The story was recorded by Ingham farmer Dan Sheahan, who rode 20 kilometres on horseback the next day to the Lee’s Hotel, hoping for a cold pint, only to be offered a measly glass of red wine instead.

He wrote a poem detailing his lament.

“Kind of like the Tripadvisor of the day,” Mr Connell said.

It was that poem that country music great Slim Dusty turned into his hit song in 1962.

Over the years, the Lee’s Hotel has had a few facelifts but it still attracts the same clientele, including cane cutters from the surrounding region, many of them immigrants.

Canecutters in outback Queensland

A cane cutter who rode 20 kilometres by horseback to visit the Lee’s Hotel was so devastated to find the place had run out of beer that he wrote a poem that became the basis for the Slim Dusty hit.

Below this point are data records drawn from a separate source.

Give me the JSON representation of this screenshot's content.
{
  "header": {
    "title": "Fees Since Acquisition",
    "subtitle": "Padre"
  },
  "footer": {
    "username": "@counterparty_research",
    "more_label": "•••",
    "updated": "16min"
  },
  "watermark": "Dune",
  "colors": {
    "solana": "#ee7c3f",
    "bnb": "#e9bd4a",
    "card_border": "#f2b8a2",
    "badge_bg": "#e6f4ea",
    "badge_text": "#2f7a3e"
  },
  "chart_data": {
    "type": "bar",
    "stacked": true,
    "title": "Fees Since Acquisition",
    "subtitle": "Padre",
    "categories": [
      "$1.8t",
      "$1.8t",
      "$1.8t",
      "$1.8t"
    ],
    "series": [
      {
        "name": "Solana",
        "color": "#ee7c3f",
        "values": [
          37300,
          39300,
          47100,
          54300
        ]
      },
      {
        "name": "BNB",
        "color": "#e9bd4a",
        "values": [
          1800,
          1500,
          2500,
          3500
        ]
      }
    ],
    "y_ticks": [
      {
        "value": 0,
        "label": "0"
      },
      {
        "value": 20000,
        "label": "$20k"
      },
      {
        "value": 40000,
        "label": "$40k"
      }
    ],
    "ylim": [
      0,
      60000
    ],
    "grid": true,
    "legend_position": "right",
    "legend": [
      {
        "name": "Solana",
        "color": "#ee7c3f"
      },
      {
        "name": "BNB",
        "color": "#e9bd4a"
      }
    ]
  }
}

One of the locals, Rein, was born in Estonia and began work on the North Queensland canefields as a teenager.

“I was cutting cane when I was 19 and I was drinking in this pub all the time,” he said. “This is my watering hole”.

Pub regular Rein, from Astonia

Lee’s Hotel regular Rein, who was born in Estonia, started work as a cane cutter in North Queensland when he was 19, and has been a patron of the Ingham pub since then.

Mr Connell said there have been plenty of interested buyers, including foreign investors.

Ideally, though, he’d like a local – perhaps a descendant of Dan Sheahan or of Slim Dusty – to take over the pub.